Newark, NJ-A Florida man appears in court today on charges related to plans to fraudulently obtain more than $ 1.6 million in a Federal Paycheck Protection Program (PPP) loan and his role in payroll payments. To do. Announced by US lawyer Philip R. Selinger.
Mohamed A. Awad, 60, from Ocala, Florida, has been charged with two wire fraud charges. He was arrested in Virginia on July 21, 2022, and first appeared this afternoon in front of Judge William E. Fitzpatrick in the Eastern District of Virginia. He was detained awaiting a transfer to the New Jersey area.
According to the documents presented in the proceedings and the statement made in court:
The CARES Act (Coronavirus Assistance, Relief, and Financial Security) is a federal law enacted on March 29, 2020, with millions suffering from the economic consequences of the COVID-19 pandemic. It aims to provide urgent financial support to Americans.
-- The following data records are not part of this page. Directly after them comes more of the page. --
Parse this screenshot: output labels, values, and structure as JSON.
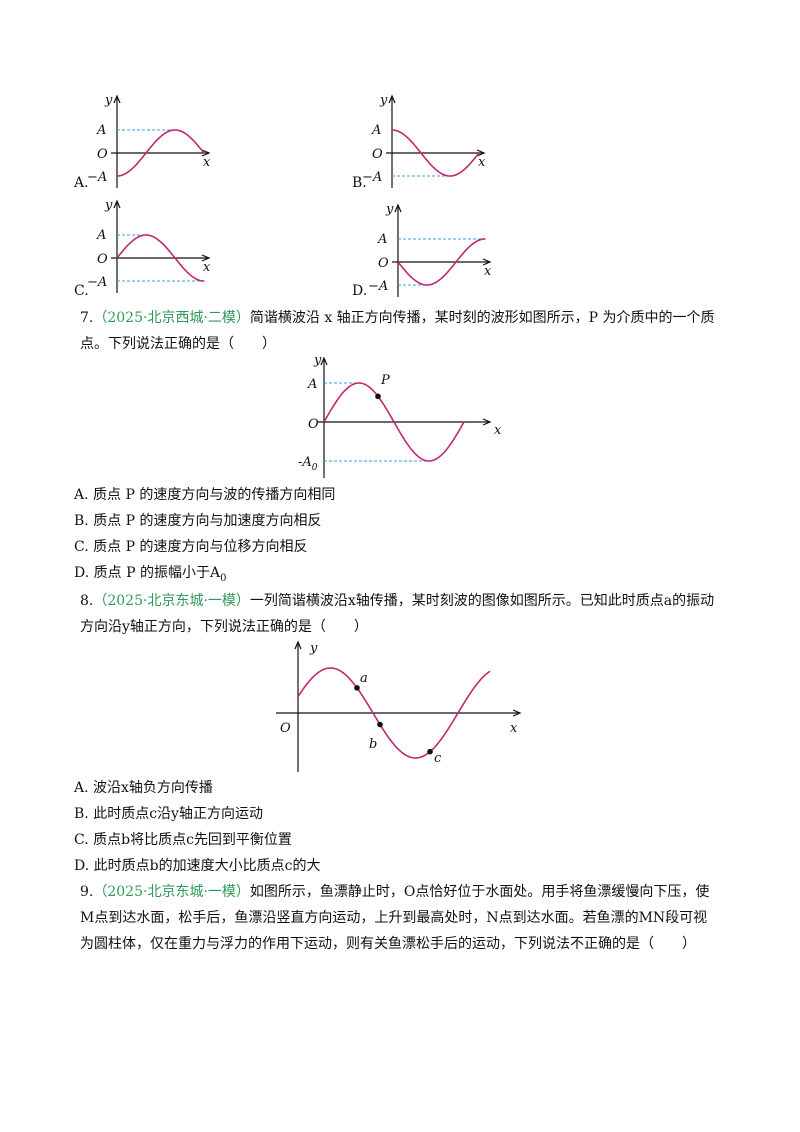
{
  "q6_options": [
    {
      "letter": "A.",
      "labels": {
        "y": "y",
        "a": "A",
        "o": "O",
        "neg_a": "−A",
        "x": "x"
      }
    },
    {
      "letter": "B.",
      "labels": {
        "y": "y",
        "a": "A",
        "o": "O",
        "neg_a": "−A",
        "x": "x"
      }
    },
    {
      "letter": "C.",
      "labels": {
        "y": "y",
        "a": "A",
        "o": "O",
        "neg_a": "−A",
        "x": "x"
      }
    },
    {
      "letter": "D.",
      "labels": {
        "y": "y",
        "a": "A",
        "o": "O",
        "neg_a": "−A",
        "x": "x"
      }
    }
  ],
  "q7": {
    "number": "7.",
    "source": "（2025·北京西城·二模）",
    "stem": "简谐横波沿 x 轴正方向传播，某时刻的波形如图所示，P 为介质中的一个质点。下列说法正确的是（　　）",
    "figure": {
      "y": "y",
      "a": "A",
      "p": "P",
      "o": "O",
      "x": "x",
      "neg_a": "-A",
      "neg_a_sub": "0"
    },
    "options": [
      {
        "letter": "A.",
        "text": "质点 P 的速度方向与波的传播方向相同"
      },
      {
        "letter": "B.",
        "text": "质点 P 的速度方向与加速度方向相反"
      },
      {
        "letter": "C.",
        "text": "质点 P 的速度方向与位移方向相反"
      },
      {
        "letter": "D.",
        "text": "质点 P 的振幅小于A",
        "sub": "0"
      }
    ]
  },
  "q8": {
    "number": "8.",
    "source": "（2025·北京东城·一模）",
    "stem": "一列简谐横波沿x轴传播，某时刻波的图像如图所示。已知此时质点a的振动方向沿y轴正方向，下列说法正确的是（　　）",
    "figure": {
      "y": "y",
      "a": "a",
      "o": "O",
      "b": "b",
      "c": "c",
      "x": "x"
    },
    "options": [
      {
        "letter": "A.",
        "text": "波沿x轴负方向传播"
      },
      {
        "letter": "B.",
        "text": "此时质点c沿y轴正方向运动"
      },
      {
        "letter": "C.",
        "text": "质点b将比质点c先回到平衡位置"
      },
      {
        "letter": "D.",
        "text": "此时质点b的加速度大小比质点c的大"
      }
    ]
  },
  "q9": {
    "number": "9.",
    "source": "（2025·北京东城·一模）",
    "stem": "如图所示，鱼漂静止时，O点恰好位于水面处。用手将鱼漂缓慢向下压，使M点到达水面，松手后，鱼漂沿竖直方向运动，上升到最高处时，N点到达水面。若鱼漂的MN段可视为圆柱体，仅在重力与浮力的作用下运动，则有关鱼漂松手后的运动，下列说法不正确的是（　　）"
  }
}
One of the sources of relief provided by the CARES Act was the approval of up to $ 349 billion in permissible loans for maintaining employment and other costs for SMEs through PPP. PPP allowed SMEs and other eligible organizations to obtain loans for a two-year period and an interest rate of 1%. The proceeds of the PPP loan are used by businesses for salary costs, mortgage interest, rent, and utility bills.
The CARES Act also allows the American Small Business Association to provide up to $ 2 million in EIDL through an economic disaster loan program to qualified small businesses experiencing significant financial turmoil due to the COVID-19 pandemic. did.
Awad participated in a plan to illegally obtain PPP and EIDL loans in excess of $ 1.6 million through numerous false statements to lenders. He falsified employee numbers, falsified business information, and submitted fraudulent loan applications that tricked PPP and EIDL lenders into approving loan applications that were not otherwise approved. Awad has filed a forged tax document to support PPP claims. According to IRS records, none of the tax documents allegedly submitted by Awad were actually submitted to the IRS. Awad transferred loan proceeds between various bank accounts he manages, withdrew large sums of money, and sent at least about $ 760,000 abroad by wire transfer to an Egypt-based bank.
Each complaint is punishable by imprisonment of up to 20 years, a fine of up to $ 250,000, or a fine that is twice the greater of the defendant’s total profit or the victim’s total loss.
US lawyer Selinger has certified the IRS-Criminal Investigation Special Agent under the Deputy Special Agent for Tammy Tomlins. A postal inspector general at the US Postal Inspection Service in Newark under Damon Wood, the inspector in charge of the Philadelphia Division. FBI Special Agent under Special Agent in charge of James E. Denehee of Newark. Special Agent for Social Security Administration, Directorate General of Inspection, and Special Agent for Sharon McDermott. Special Agent in the Inspector General’s Office of the Federal Reserve Board and the Consumer Finance Bureau under Stephen Donnelly in the eastern region. Federal Deposit Insurance Corporation Special Agent – Inspector General’s office under the Special Agent in charge of Patricia Taraska in New York. The investigation was prosecuted under the direction of Thomas Mahony, a special agent for the Federal Attorney’s Office in New Jersey.
The government is represented by Catherine M. Romano, Assistant US Prosecutor of the Newark US Public Prosecutors Office’s Health Fraud Unit.
If you have information about fraudulent attempts related to COVID-19, please call the Ministry of Justice’s National Disaster Fraud Center hotline (866-720-5721) or NCDF’s online complaint form (https: //). You can report from www.justice). gov / Disaster-fraud / ncdf-disaster-complaint-form.
The accusations and allegations contained in the complaint are naked accusations, and the defendant is presumed not guilty until proved guilty.